Seorang warga Sukahaji, April menjelaskan datang ke kantor kelurahan beralamat di Gang Zakaria, Kecamatan Babakan Ciparay, Bandung itu bukan tanpa alasan. Setiap hari warga mengalami intimidasi dan kekerasan di tanah yang sedang berkonflik. Menurutnya, hasil dari jawaban pihak kelurahan menjadi data baru untuk menanyakan ke Kantor Agraria dan Tata Ruang/Badan Pertanahan (ATR/BPN) Kota Bandung.
“Seengaknya jadi tambahan data lagi buat kita menuju ke BPN. Hasilnya seperti apa, kita nantikan hasilnya di sini dulu,” kata April, di lokasi.
Ibu tiga anak ini merasa kecewa dengan pengamanan berlebihan saat warga datang ke kelurahan. Padahal warga hanya meminta penjelasan. Senada, Yayu, warga Sukahaji lainnya, menjelaskan warga datang hanya untuk mengonfirmasi ulang mengenai sejarah dan data kepemilikan tanah. Menurutnya, seharusnya data dan arsip tanah Sukahaji tersimpan di kelurahan.
Warga Sukahaji ingin mengetahui peran kelurahan dalam perkara tanah yang didaftarkan ke BPN/ATR Kota Bandung. Sepengetahuan warga, mendaftarkan sertifikat tanah harus melewati prosedur melalui kelurahan, sebelum ke BPN.
“Dia kan mendaftarkan tanah itu. Otomatis kalau mendaftarkan, harus ada surat rekomendasi dari lurah. Tapi pihak lurah bilang tidak mengetahui dan tidak mendapat tembusan,” jelas Yayu, seraya menambahkan keterengan dari keluruhan menjadi bukti kuat soal status tanah Sukahaji.
Jawaban Kelurahan Sukahaji
Plt Lurah Sukahaji R Hardianto menuturkan pihaknya tidak mengetahui tentang sejarah tanah di wilayah RW 01 hingga RW 04. Pihaknya juga menyebut, tidak mengetahui daftar sertifikat tanah di lokasi berserta nomor sertifikatnya di wilayah tersebut.
“Surat ini dibuat tanpa tekanan siapapun baik dari pihak warga, atau pun pihak Junus Jen Suherman. Kami benar-benar tidak mengetahui apalagi data tentang sertifikat tanah,” kata Hardianto yang menyampaikan kepada warga melalui pengeras suara.
Menurutnya, data kepemilikan tanah hanya ada di BPN dan pihaknya tidak pernah mendapatkan tembusan. “Kami tidak memiliki apapun di sini, kami tidak mengetahui data dan nomor sertifikat dan lain-lain. Termasuk di bagian arsip gak. Gak ada arsip sama sekali,” jelasnya.
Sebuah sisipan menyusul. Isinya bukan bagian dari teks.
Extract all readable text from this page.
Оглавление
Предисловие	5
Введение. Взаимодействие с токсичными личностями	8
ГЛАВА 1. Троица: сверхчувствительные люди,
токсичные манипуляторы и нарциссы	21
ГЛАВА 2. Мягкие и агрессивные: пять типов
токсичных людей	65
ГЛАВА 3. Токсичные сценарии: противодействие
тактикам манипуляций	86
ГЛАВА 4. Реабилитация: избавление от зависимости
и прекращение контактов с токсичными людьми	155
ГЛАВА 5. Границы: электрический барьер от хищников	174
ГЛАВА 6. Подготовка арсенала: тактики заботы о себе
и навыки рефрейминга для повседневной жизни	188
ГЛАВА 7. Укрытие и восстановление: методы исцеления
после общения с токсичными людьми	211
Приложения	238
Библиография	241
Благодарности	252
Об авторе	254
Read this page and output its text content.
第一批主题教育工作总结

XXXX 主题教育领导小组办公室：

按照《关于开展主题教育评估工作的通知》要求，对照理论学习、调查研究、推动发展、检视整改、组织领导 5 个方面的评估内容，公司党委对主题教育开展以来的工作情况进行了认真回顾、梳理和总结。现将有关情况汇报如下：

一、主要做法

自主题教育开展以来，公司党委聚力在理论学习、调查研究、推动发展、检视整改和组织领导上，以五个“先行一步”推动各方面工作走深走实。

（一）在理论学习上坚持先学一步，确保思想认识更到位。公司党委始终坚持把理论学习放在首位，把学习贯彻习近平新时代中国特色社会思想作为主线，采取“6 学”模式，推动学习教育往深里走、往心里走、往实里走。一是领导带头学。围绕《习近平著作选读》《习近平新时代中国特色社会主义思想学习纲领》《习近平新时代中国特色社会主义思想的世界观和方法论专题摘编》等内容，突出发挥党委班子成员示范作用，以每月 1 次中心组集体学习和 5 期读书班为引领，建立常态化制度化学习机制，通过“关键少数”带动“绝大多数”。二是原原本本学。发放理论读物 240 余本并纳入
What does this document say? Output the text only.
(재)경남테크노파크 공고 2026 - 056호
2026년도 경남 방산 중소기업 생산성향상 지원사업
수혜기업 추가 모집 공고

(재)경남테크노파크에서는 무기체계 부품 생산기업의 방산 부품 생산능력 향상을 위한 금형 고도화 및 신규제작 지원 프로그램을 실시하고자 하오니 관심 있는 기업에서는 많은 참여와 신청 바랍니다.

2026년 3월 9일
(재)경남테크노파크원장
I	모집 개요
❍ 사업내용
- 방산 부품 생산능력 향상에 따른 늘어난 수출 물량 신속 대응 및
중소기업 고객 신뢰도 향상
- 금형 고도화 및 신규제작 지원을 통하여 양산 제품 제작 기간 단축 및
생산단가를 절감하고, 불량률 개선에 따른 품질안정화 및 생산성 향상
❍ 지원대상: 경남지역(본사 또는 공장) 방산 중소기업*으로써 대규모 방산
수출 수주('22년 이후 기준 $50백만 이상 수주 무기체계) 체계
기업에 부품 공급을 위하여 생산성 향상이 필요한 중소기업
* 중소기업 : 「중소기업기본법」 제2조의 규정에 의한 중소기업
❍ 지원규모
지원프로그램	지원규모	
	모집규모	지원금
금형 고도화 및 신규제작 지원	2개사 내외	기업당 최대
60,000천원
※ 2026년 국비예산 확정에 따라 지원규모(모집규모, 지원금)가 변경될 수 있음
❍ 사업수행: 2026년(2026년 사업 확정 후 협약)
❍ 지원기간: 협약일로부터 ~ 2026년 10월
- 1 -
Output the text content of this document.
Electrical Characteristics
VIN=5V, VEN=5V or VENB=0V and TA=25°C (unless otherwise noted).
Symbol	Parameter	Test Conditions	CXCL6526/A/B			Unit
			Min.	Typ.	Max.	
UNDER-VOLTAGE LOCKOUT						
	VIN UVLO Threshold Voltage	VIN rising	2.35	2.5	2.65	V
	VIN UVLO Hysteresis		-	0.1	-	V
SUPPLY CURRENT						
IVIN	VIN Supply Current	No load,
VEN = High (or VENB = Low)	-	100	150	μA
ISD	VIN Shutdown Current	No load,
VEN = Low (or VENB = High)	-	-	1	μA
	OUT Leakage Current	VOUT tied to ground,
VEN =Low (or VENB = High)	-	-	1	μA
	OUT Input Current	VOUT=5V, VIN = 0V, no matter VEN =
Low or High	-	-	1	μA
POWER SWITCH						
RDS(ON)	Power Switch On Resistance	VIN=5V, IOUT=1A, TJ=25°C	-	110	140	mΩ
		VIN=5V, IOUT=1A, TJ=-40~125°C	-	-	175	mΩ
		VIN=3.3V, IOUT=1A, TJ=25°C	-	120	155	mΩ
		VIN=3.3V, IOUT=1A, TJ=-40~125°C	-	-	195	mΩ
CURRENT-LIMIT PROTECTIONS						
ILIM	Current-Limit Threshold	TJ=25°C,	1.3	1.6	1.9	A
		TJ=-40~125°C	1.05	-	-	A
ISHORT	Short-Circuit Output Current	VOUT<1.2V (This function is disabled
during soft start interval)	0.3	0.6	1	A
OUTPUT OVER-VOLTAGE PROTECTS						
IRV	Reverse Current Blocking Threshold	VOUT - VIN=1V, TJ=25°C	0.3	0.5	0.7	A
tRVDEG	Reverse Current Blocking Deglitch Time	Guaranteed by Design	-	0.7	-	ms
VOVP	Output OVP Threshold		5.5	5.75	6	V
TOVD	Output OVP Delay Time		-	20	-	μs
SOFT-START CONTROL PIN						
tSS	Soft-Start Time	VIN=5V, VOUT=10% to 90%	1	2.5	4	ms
Pengabdi Bantuan Hukum LBH Bandung Fariz Hamka mengatakan, penjelasan dari pihak kelurahan akan menjadi bahan kajian. “Terkait dengan hasil kelurahan tadi, itu akan kami kaji yang menjadi atensi adalah bahwa penyertaan mereka patut diuji. Tidak memiliki atau sebenarnya ada. Kami akan mengkaji terlebih dahulu,” singkat Fariz, saat dihubungi, Selasa, 17 Juni 2025.
Riwayat Konflik di Sukahaji
Sebelumnya warga Sukahaji berkumpul di Kantor ATR/BPN Kota Bandung, pada 14 April 2025 lalu. Mereka mendesak agar BPN Kota Bandung membuka data pemilik sertifikat dan memberikan pendampingan terhadap warga terdampak yang terancam digusur.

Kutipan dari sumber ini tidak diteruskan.